The Gemini 2.5 models were developed as a family of hybrid reasoning models, offering strong performance while also optimizing for cost and speed. The 2.5 Pro and Flash models are now stable and generally available. Additionally, 2.5 Flash-Lite, the most cost-efficient and fastest 2.5 model to date, is being introduced in preview.
Making 2.5 Flash and 2.5 Pro generally available
Based on user feedback, stable versions of Gemini 2.5 Flash and Pro are now available, enabling confident development of production applications. Various developers and organizations have already been utilizing these latest versions in production for several weeks.
Introducing Gemini 2.5 Flash-Lite
A preview of the new Gemini 2.5 Flash-Lite is also being introduced, positioned as the most cost-efficient and fastest 2.5 model. Users can begin developing with this preview version immediately, and feedback is encouraged.

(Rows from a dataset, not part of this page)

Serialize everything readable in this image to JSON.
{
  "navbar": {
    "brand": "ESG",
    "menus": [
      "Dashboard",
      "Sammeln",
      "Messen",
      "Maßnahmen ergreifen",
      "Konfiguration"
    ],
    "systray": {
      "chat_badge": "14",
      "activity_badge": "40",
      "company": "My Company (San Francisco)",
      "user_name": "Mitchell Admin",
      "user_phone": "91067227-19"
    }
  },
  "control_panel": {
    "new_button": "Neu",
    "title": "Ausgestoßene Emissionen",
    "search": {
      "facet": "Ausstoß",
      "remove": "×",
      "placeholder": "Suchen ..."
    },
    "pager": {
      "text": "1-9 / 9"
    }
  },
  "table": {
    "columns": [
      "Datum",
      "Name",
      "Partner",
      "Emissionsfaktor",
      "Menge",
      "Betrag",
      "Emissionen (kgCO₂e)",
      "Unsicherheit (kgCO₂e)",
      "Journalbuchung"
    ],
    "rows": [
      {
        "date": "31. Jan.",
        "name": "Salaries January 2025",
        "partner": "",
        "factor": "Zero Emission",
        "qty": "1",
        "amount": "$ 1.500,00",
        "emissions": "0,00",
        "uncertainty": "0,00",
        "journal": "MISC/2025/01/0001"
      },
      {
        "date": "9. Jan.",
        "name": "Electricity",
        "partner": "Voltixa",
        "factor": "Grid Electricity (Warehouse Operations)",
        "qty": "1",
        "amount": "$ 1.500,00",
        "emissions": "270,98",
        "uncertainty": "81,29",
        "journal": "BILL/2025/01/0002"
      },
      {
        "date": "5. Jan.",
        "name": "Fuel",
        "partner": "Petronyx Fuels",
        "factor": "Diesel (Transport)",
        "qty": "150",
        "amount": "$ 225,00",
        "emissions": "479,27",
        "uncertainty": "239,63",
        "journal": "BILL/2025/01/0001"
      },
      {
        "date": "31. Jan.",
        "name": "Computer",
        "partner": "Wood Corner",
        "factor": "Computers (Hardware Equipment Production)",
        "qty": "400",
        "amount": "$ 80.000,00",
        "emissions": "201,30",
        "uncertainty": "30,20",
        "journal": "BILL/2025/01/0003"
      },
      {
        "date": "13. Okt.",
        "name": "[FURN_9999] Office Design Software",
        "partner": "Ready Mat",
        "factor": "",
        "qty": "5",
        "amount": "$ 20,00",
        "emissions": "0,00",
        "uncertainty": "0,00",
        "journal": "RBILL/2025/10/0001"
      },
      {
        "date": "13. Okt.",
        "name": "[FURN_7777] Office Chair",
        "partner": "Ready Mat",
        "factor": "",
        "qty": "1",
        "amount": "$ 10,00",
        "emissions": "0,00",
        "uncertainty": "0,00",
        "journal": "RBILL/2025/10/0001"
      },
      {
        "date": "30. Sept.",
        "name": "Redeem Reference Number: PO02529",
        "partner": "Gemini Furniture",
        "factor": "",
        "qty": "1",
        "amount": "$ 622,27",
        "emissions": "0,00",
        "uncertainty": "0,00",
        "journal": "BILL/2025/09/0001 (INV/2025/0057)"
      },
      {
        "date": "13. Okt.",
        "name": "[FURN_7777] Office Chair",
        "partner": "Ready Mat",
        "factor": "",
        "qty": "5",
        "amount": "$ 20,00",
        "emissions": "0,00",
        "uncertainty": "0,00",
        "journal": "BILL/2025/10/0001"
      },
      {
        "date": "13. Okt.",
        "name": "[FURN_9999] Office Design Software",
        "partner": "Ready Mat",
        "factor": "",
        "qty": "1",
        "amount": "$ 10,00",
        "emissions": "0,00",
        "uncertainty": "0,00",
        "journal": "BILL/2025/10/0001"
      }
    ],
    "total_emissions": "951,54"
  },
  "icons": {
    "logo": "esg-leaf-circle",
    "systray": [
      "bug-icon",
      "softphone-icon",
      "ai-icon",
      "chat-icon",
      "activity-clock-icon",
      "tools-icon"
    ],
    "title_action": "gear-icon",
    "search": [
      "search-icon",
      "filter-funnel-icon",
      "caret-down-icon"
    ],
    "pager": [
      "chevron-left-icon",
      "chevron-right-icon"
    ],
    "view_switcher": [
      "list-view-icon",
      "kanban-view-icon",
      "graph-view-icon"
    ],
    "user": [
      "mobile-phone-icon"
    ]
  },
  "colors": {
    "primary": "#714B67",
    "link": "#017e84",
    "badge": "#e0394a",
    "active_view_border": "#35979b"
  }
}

Gemini 2.5 Flash-Lite demonstrates superior quality compared to 2.0 Flash-Lite across coding, math, science, reasoning, and multimodal benchmarks. It performs exceptionally well in high-volume, latency-sensitive applications such as translation and classification, offering reduced latency compared to 2.0 Flash-Lite and 2.0 Flash across a wide range of prompts. This model retains key Gemini 2.5 features, including adaptable ‘thinking’ capabilities for various budgets, integration with tools like Google Search and code execution, multimodal input, and a 1 million-token context length.
Further details regarding the Gemini 2.5 family of models are available in the latest Gemini technical report.

The Gemini 2.5 Flash-Lite preview is now accessible in Google AI Studio and Vertex AI, alongside the stable 2.5 Flash and Pro versions. Both 2.5 Flash and Pro can also be found within the Gemini app. Additionally, customized versions of 2.5 Flash-Lite and Flash have been integrated into Search.